In [4]:
# Step 1 - Import the necessary libraries
import numpy
from keras.models import Sequential 
from keras.layers import Dense 
from keras.layers import Dropout 
from keras.layers import LSTM 
from keras.callbacks import ModelCheckpoint 
from keras.utils import np_utils 

In [8]:
# Step 2 - load the sample data
Sample_data = "/content/NLP.txt"
wonderland_text = open(Sample_data, 'r', encoding='utf-8').read()
wonderland_text = wonderland_text.lower()
print(wonderland_text)

alice was beginning to get very tired of sitting by her sister
on the bank, and of having nothing to do:  once or twice she had
peeped into the book her sister was reading, but it had no
pictures or conversations in it, `and what is the use of a book,'
thought alice `without pictures or conversation?'



In [6]:
# Step 3 - Create mapping of unique characters and integers
My_characters = sorted(list(set(wonderland_text)))
character_to_integer = dict((c, i) for i, c in enumerate(My_characters))
character_to_integer

{'\n': 0,
 ' ': 1,
 "'": 2,
 ',': 3,
 ':': 4,
 '?': 5,
 '`': 6,
 'a': 7,
 'b': 8,
 'c': 9,
 'd': 10,
 'e': 11,
 'f': 12,
 'g': 13,
 'h': 14,
 'i': 15,
 'k': 16,
 'l': 17,
 'n': 18,
 'o': 19,
 'p': 20,
 'r': 21,
 's': 22,
 't': 23,
 'u': 24,
 'v': 25,
 'w': 26,
 'y': 27}

In [14]:
# Step 4 - Summarize the data
wonder_chars = len(wonderland_text)
wonder_vocab = len(My_characters)
print("Total Characters Present in the Sample data: ", wonder_chars)
print("Total Vocab in the data: ", wonder_vocab)
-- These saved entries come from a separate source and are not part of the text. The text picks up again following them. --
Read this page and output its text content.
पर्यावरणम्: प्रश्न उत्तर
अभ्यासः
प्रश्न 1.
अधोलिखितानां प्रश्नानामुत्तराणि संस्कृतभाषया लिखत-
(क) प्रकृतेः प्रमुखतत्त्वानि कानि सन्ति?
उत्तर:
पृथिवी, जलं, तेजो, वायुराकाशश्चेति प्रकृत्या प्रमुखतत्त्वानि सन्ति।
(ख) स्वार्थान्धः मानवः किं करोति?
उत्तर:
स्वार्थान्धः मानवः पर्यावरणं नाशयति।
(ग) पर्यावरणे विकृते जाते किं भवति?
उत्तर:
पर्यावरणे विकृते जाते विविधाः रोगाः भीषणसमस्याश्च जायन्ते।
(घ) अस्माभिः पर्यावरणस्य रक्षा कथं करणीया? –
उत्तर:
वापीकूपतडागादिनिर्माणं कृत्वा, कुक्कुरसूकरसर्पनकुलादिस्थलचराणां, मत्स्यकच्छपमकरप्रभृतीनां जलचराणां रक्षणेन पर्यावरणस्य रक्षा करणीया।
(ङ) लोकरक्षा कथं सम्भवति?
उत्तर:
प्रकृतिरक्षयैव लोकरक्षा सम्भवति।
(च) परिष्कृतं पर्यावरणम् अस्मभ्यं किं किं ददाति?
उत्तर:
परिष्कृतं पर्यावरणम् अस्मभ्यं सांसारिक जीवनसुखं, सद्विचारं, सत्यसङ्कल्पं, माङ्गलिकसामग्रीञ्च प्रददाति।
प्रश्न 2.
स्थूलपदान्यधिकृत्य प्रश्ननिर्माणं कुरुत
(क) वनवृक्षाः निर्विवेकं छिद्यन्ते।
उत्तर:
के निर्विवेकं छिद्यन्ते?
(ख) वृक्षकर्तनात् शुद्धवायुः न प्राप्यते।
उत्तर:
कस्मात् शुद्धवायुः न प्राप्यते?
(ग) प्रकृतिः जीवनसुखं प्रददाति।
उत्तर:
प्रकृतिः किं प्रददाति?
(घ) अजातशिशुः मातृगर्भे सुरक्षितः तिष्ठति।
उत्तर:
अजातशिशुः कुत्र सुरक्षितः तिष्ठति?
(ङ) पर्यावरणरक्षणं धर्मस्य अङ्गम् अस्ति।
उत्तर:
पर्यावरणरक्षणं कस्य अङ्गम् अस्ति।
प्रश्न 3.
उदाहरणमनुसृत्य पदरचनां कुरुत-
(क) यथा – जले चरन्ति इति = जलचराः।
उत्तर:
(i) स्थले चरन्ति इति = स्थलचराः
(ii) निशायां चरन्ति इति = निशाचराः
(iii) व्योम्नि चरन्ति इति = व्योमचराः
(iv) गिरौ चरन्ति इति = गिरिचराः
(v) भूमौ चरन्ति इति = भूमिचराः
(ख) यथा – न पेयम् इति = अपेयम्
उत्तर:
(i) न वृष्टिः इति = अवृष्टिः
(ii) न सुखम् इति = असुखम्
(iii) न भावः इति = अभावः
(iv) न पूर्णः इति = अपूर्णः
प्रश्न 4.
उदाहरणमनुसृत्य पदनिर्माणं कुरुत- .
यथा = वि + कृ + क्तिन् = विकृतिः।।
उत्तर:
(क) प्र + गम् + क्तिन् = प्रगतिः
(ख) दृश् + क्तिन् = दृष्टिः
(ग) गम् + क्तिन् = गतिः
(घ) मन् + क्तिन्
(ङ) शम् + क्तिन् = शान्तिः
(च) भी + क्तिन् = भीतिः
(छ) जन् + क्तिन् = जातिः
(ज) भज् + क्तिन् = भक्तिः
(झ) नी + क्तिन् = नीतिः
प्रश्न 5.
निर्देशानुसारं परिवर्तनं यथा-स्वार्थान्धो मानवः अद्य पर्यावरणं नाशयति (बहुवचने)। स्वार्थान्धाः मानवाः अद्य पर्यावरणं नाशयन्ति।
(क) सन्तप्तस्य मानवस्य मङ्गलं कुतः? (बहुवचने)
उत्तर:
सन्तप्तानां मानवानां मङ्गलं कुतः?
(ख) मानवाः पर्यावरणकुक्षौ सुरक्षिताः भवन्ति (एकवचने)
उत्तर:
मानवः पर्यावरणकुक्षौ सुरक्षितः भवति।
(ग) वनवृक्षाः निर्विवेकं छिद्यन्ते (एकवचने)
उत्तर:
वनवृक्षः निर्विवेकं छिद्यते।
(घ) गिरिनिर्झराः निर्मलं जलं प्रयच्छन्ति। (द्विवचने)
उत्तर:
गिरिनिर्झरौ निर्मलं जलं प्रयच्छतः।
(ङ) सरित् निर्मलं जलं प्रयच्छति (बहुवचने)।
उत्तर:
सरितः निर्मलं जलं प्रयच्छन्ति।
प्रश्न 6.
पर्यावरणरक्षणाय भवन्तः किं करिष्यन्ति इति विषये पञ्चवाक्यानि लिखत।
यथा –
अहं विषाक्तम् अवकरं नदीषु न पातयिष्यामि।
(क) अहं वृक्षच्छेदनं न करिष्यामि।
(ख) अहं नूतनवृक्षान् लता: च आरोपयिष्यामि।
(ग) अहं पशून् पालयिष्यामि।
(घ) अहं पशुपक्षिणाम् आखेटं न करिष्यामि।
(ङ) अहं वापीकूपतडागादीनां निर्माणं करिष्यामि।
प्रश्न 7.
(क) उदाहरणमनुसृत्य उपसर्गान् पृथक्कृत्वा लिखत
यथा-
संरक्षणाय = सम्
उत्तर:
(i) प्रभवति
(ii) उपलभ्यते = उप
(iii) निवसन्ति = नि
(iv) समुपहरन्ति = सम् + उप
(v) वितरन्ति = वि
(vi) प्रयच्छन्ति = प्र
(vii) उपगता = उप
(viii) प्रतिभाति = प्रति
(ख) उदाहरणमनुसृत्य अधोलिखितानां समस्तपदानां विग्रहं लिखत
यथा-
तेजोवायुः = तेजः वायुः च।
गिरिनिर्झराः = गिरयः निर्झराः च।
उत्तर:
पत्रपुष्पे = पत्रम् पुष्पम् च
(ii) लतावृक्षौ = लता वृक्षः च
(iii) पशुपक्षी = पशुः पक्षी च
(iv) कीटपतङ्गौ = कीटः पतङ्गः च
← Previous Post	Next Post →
Total Characters Present in the Sample data:  303
Total Vocab in the data:  28


In [10]:
# Step 5 - Prepare the dataset
sequence_length = 100
x_data = []
y_data = []
for i in range(0, wonder_chars - sequence_length, 1):
  sequence_in = wonderland_text[i:i + sequence_length]
  sequence_out = wonderland_text[i + sequence_length]
  x_data.append([character_to_integer[char] for char in sequence_in])
  y_data.append(character_to_integer[sequence_out])
pattern_nn = len(x_data)
print("Result of total patterns:", pattern_nn)

Result of total patterns: 203


In [11]:
# Step 6 - Reshaping the data
X = numpy.reshape(x_data, (pattern_nn, sequence_length, 1))
X = X / float(wonder_vocab)
y = np_utils.to_categorical(y_data)

In [17]:
#Step 7 - Define the LSTM model
model = Sequential()
model.add(LSTM(256, input_shape=(X.shape[1], X.shape[2])))
model.add(Dropout(0.2))
model.add(Dense(y.shape[1], activation='softmax'))
model.compile(loss='categorical_crossentropy', optimizer='adam')

In [18]:
# Step 8 - Define the checkpoint
filepath="weights-improvement-{epoch:02d}-{loss:.4f}.hdf5"
checkpoint = ModelCheckpoint(filepath, monitor='loss', verbose=1, save_best_only=True, mode='min')
callbacks_list = [checkpoint]

In [19]:
# Step 9 - Fit the model
model.fit(X, y, epochs=1, batch_size=128, callbacks=callbacks_list)


Epoch 00001: loss improved from inf to 3.30116, saving model to weights-improvement-01-3.3012.hdf5


<keras.callbacks.History at 0x7f76da42a190>